How do I link two tables, People
and Messages
, when there is no single column in the Messages
table that corresponds to the primary key of the People
table?
I have two tables: one containing email messages called Messages
and one of people called People
.
People
| person_id | email_address |
| -------- | ---------------- |
| 001 | `billy@gmail.com` |
| 002 | `bobby@gmail.com` |
| 003 | `gregg@gmail.com` |
| 004 | `janet@gmail.com` |
| 005 | `boss1@gmail.com` |
Messages
| msg_id | from_addr | to_addr | cc_addr | bcc_addr |
| ------ | ----------------- | ------------------------------------ | ----------------- | ----------- |
| 001 | `billy@gmail.com` | `gregg@gmail.com`, `david@gmail.com` | `boss1@gmail.com` | NULL |
| 002 | `bobby@gmail.com` | `gregg@gmail.com` | NULL | NULL |
| 003 | `janet@gmail.com` | `boss1@gmail.com` | `bobby@gmail.com` | `gregg@gmail.com` |
I will be programmatically passed a person_id
(say 005
for boss1@gmail.com
) and want to be able to query the Messages
dataset to get all "involved" emails--where a boss1@gmail.com
was sent, received, was cc'd or bcc'd in the email message.

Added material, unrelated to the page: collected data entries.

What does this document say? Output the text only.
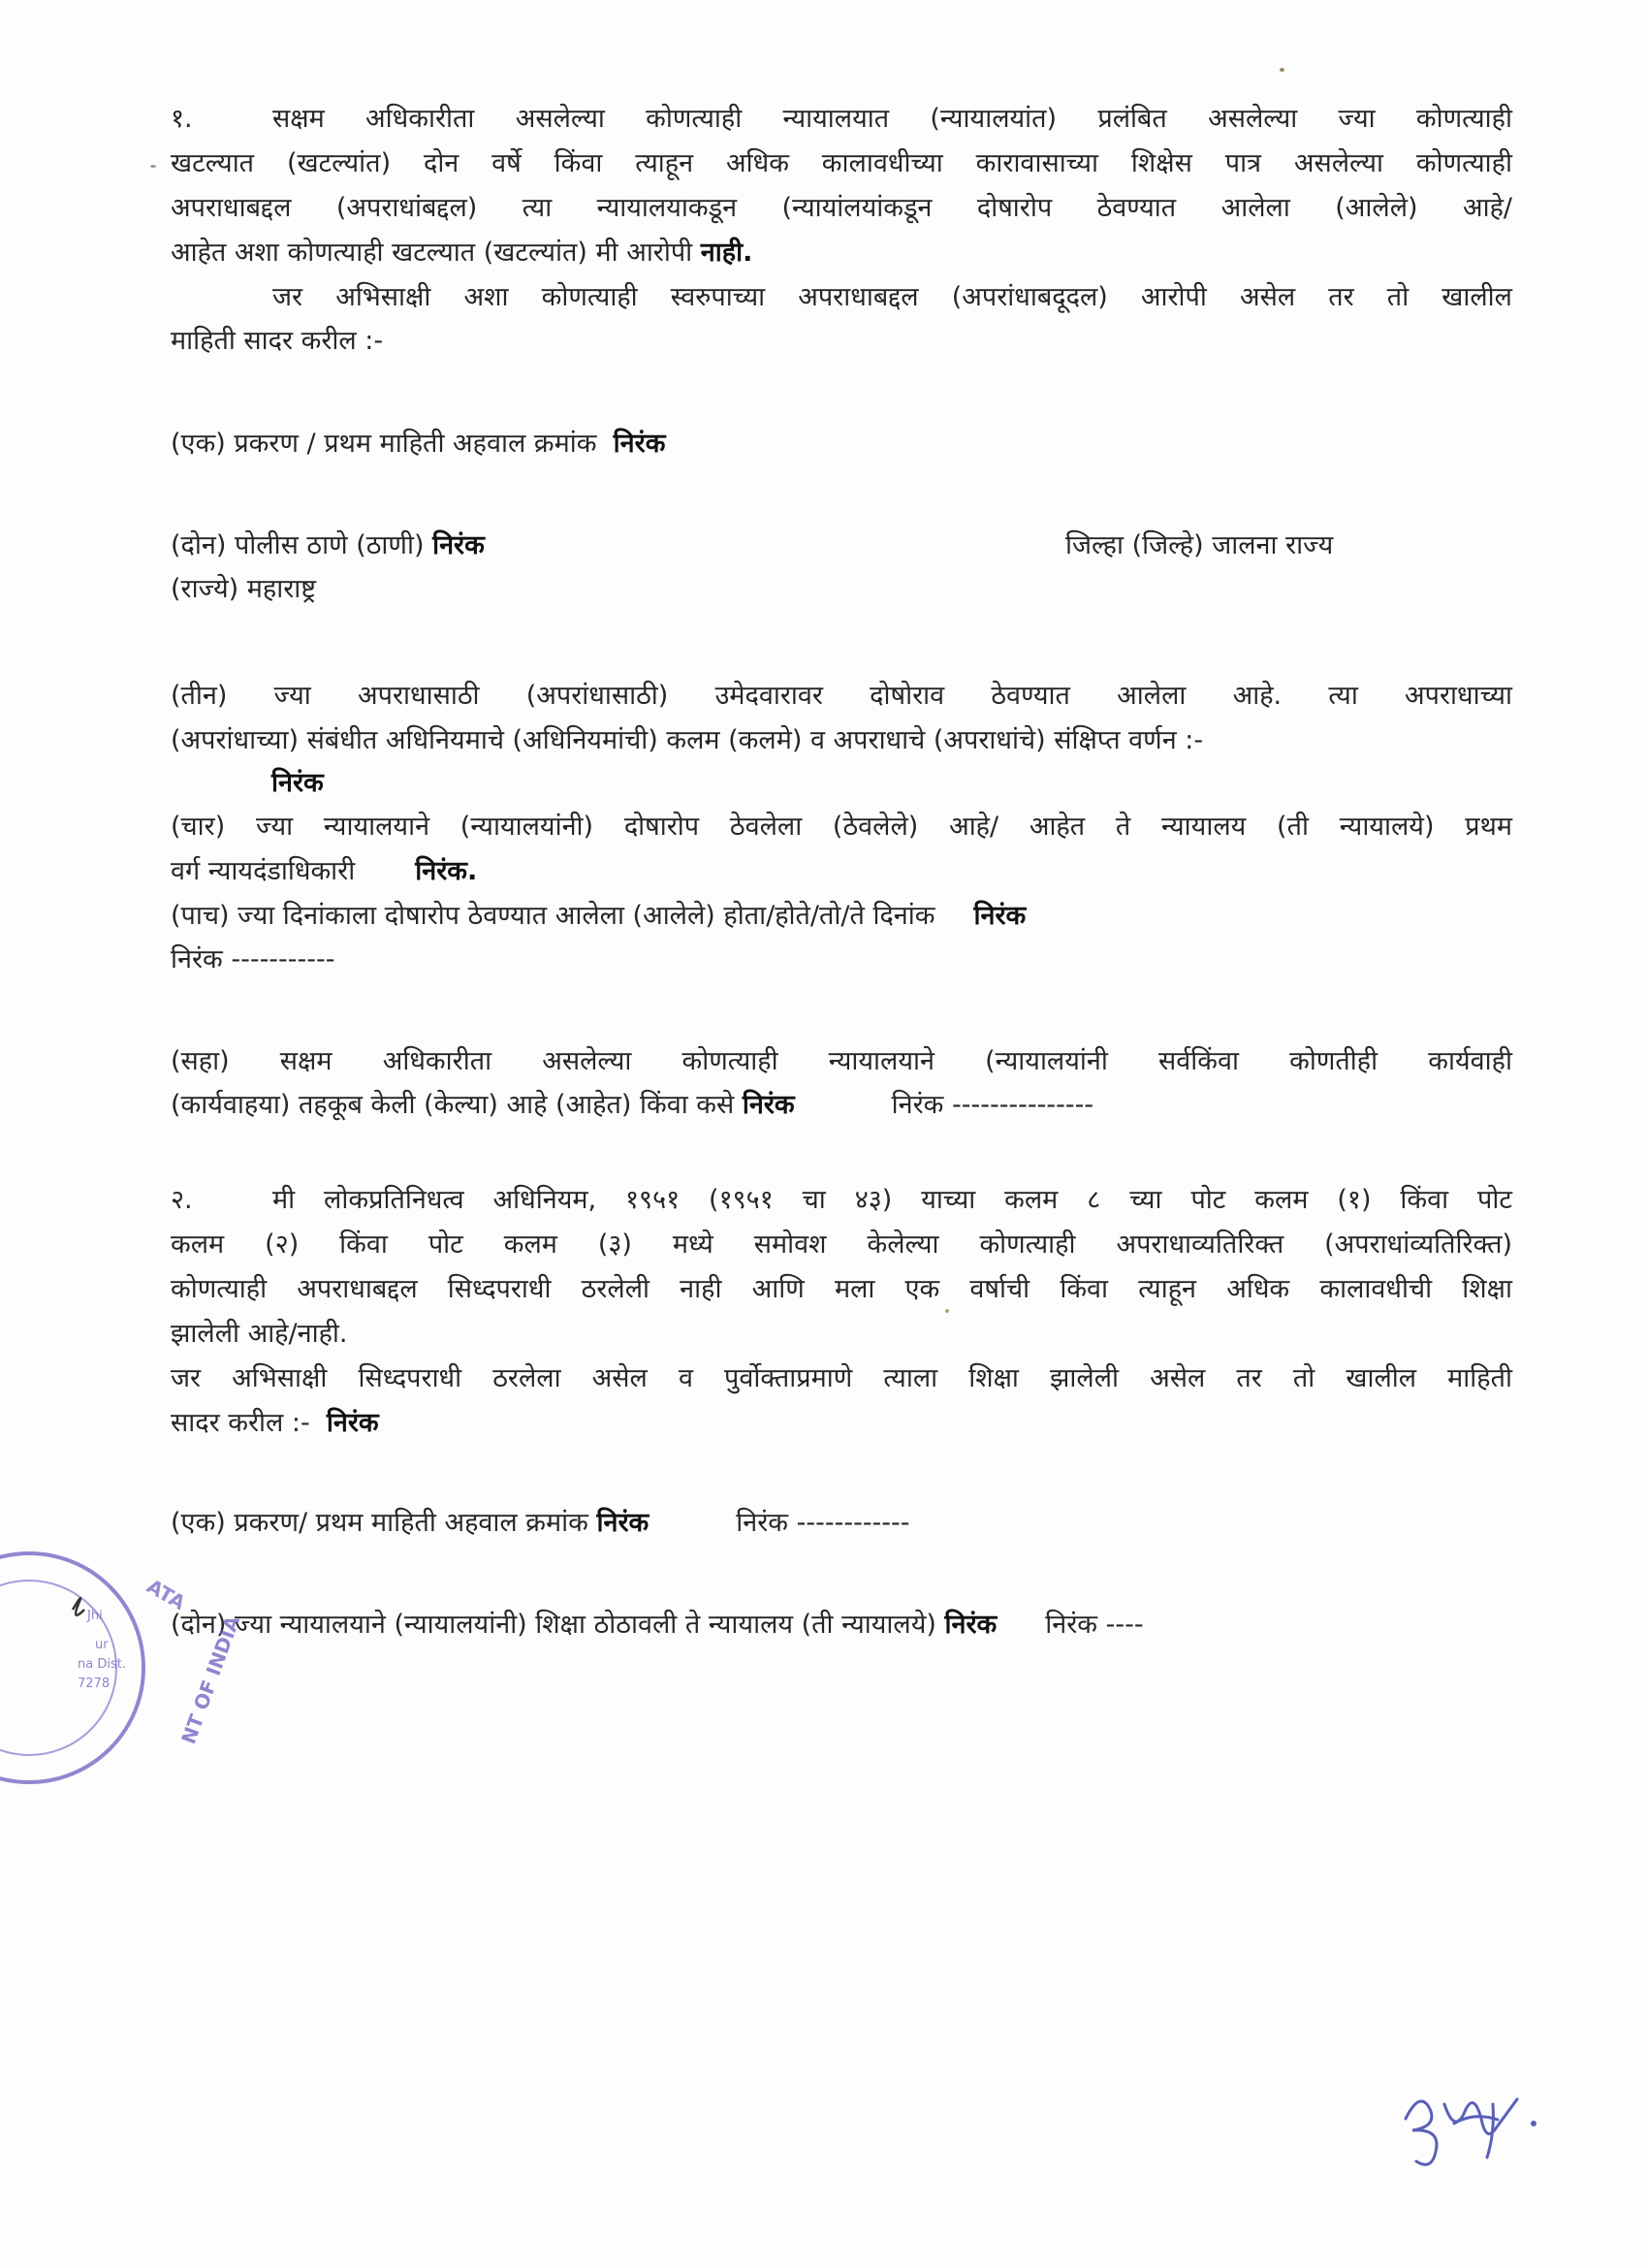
१.	सक्षम अधिकारीता असलेल्या कोणत्याही न्यायालयात (न्यायालयांत) प्रलंबित असलेल्या ज्या कोणत्याही
खटल्यात (खटल्यांत) दोन वर्षे किंवा त्याहून अधिक कालावधीच्या कारावासाच्या शिक्षेस पात्र असलेल्या कोणत्याही
अपराधाबद्दल (अपराधांबद्दल) त्या न्यायालयाकडून (न्यायांलयांकडून दोषारोप ठेवण्यात आलेला (आलेले) आहे/
आहेत अशा कोणत्याही खटल्यात (खटल्यांत) मी आरोपी नाही.
जर अभिसाक्षी अशा कोणत्याही स्वरुपाच्या अपराधाबद्दल (अपरांधाबदूदल) आरोपी असेल तर तो खालील
माहिती सादर करील :-
(एक) प्रकरण / प्रथम माहिती अहवाल क्रमांक निरंक
(दोन) पोलीस ठाणे (ठाणी) निरंक	जिल्हा (जिल्हे) जालना राज्य
(राज्ये) महाराष्ट्र
(तीन) ज्या अपराधासाठी (अपरांधासाठी) उमेदवारावर दोषोराव ठेवण्यात आलेला आहे. त्या अपराधाच्या
(अपरांधाच्या) संबंधीत अधिनियमाचे (अधिनियमांची) कलम (कलमे) व अपराधाचे (अपराधांचे) संक्षिप्त वर्णन :-
निरंक
(चार) ज्या न्यायालयाने (न्यायालयांनी) दोषारोप ठेवलेला (ठेवलेले) आहे/ आहेत ते न्यायालय (ती न्यायालये) प्रथम
वर्ग न्यायदंडाधिकारी निरंक.
(पाच) ज्या दिनांकाला दोषारोप ठेवण्यात आलेला (आलेले) होता/होते/तो/ते दिनांक निरंक
निरंक -----------
(सहा) सक्षम अधिकारीता असलेल्या कोणत्याही न्यायालयाने (न्यायालयांनी सर्वकिंवा कोणतीही कार्यवाही
(कार्यवाहया) तहकूब केली (केल्या) आहे (आहेत) किंवा कसे निरंक	निरंक ---------------
२.	मी लोकप्रतिनिधत्व अधिनियम, १९५१ (१९५१ चा ४३) याच्या कलम ८ च्या पोट कलम (१) किंवा पोट
कलम (२) किंवा पोट कलम (३) मध्ये समोवश केलेल्या कोणत्याही अपराधाव्यतिरिक्त (अपराधांव्यतिरिक्त)
कोणत्याही अपराधाबद्दल सिध्दपराधी ठरलेली नाही आणि मला एक वर्षाची किंवा त्याहून अधिक कालावधीची शिक्षा
झालेली आहे/नाही.
जर अभिसाक्षी सिध्दपराधी ठरलेला असेल व पुर्वोक्ताप्रमाणे त्याला शिक्षा झालेली असेल तर तो खालील माहिती
सादर करील :- निरंक
(एक) प्रकरण/ प्रथम माहिती अहवाल क्रमांक निरंक	निरंक ------------
(दोन) ज्या न्यायालयाने (न्यायालयांनी) शिक्षा ठोठावली ते न्यायालय (ती न्यायालये) निरंक निरंक ----
ATA
NT OF INDIA
Jhi
ur
na Dist.
7278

So with the dataset above, the query ought to return the rows with msg_id
001
and 003
.
I don't know to map the relation between the People
and Messages
tables.
Say the primary key of of the People
table is person_id
. There is no single column that I can link that to in the Messages
table to act as a foreign key.
I cannot determine how to represent this data correctly.
Am I doing this wrong? What is a better way to represent these two tables with more tables structured differently?
After normalising to FNF the data can be represented as follows.
Messages_FNF
| msg_id | from_addr | to_addr | cc_addr | bcc_addr |
| ------ | ----------------- | ----------------- | ----------------- | ---------------- |
| 001 | `billy@gmail.com` | `gregg@gmail.com` | `boss1@gmail.com` | NULL |
| 001 | `billy@gmail.com` | `david@gmail.com` | `boss1@gmail.com` | NULL |
| 002 | `bobby@gmail.com` | `gregg@gmail.com` | NULL | NULL |
| 003 | `janet@gmail.com` | `boss1@gmail.com` | `bobby@gmail.com` | `gregg@gmail.com` |
However, the primary key (that uniquely identifies each row in the table) for Messages_FNF
would have to be a composite key combining msg_id
, from_addr
, to_addr
, cc_addr
, bcc_addr
.
So how do I link the People
and Messages
tables together using Primary and Foreign keys?
Or must I further normalise or partition these tables such that the People
table and Messages_FNF
have a meaningful matching field - allowing for easy joins? If so, how?
I've read that the cross join lets you join tables that do not have a common field but I worry that it will result in a VERY large table with unnecessary rows and be computationally expensive.
Is linking the tables with a PK->FK the right way of structuring the data in this problem?